I am trying to prove that $(a,b)^2=(a^2,b^2,ab)$ and was told that this follows from some very basic $\gcd$ laws. What am I not seeing?

Answer 1

Hint: for nonnegative integers $m,n$, can you see that $$ 2\min\{m,n\}=\min\{2m,2n,m+n\}? $$ (Just consider $m\leq n$; $n\leq m$ follows by symmetry.) Now apply prime factorizations.

Answer 2

Let $(a,b) = c$, then $a = cp, b = cq$ with $(p,q) = 1$. Thus: $(a^2,b^2,ab) = (c^2p^2, c^2q^2,c^2pq) = c^2(p^2,q^2,pq)$. We need to prove: $(p^2,q^2,pq) = 1$. We have: $(p^2,q^2,pq) = d \Rightarrow d \mid p^2, d\mid q^2 \Rightarrow d \mid (p^2,q^2) = 1$ since $(p,q) = 1 \Rightarrow d = 1$. Thus the problem is solved.

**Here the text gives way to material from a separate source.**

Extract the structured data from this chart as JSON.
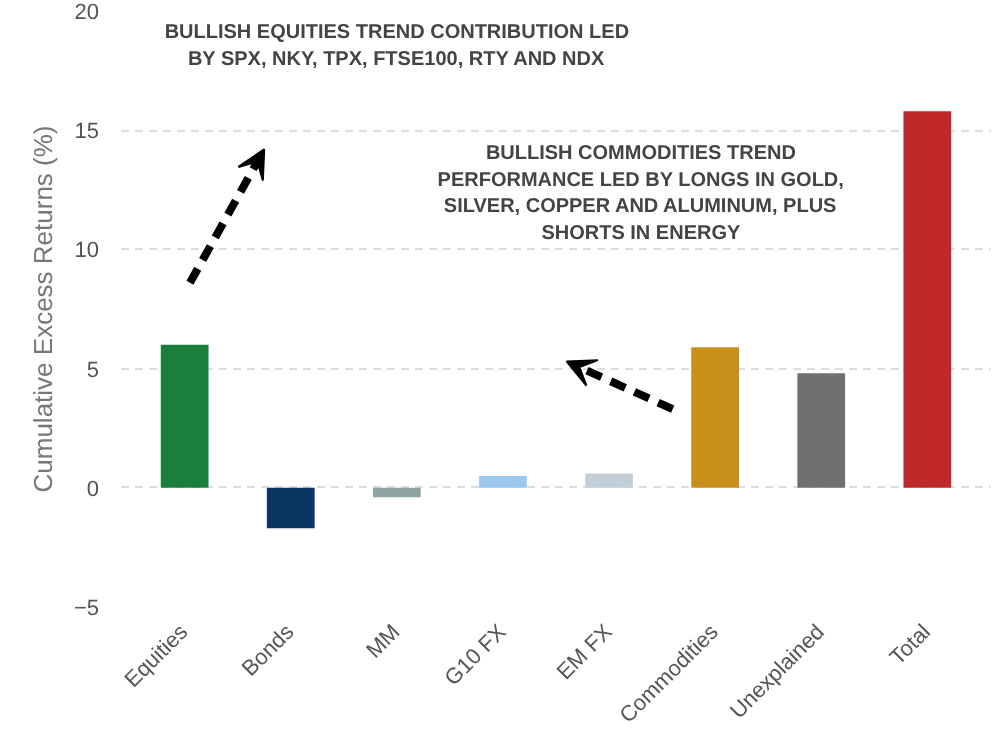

Note: They mentioned to you that use the basic facts about GCD. I think they wanted to talk about the property that: $ (p,q) = 1 \iff (p^2,q^2) = 1$.

Answer 3

Let $$ c=\gcd(a,b),\quad a=a_1c,\quad b=b_1c, $$ with $\gcd(a_1,b_1)=1$. Then $$ \gcd(a^2,ab,b^2)=\gcd(a_1^2c^2,b_1^2c^2,a_1b_1c^2)=c^2\gcd(a_1^2,b_1^2,a_1b_1). $$ Since $\gcd(a_1,b_1)=1$, it follows that $\gcd(a_1^2,b_1^2)=1$, and therefore

$$ \gcd(a^2,ab,b^2)=c^2=[\gcd(a,b)]^2. $$

Answer 4

Let $d=(a,b)$. $\;\;$Then $d\big| a$ and $d\big| b\implies d^2\big|a^2, d^2\big|b^2,$ and $d^2\big|ab$; $\;$so $d^2\le(a^2,ab,b^2)$.

Since $d=ma+nb$ for some $m,n\in\mathbb{Z}$, $\;\;d^2=m^2a^2+2mnab+n^2b^2$ $\;$so $(a^2,ab,b^2)\big|d^2$.

Therefore $d^2=(a,b)^2=(a^2,ab,b^2)$.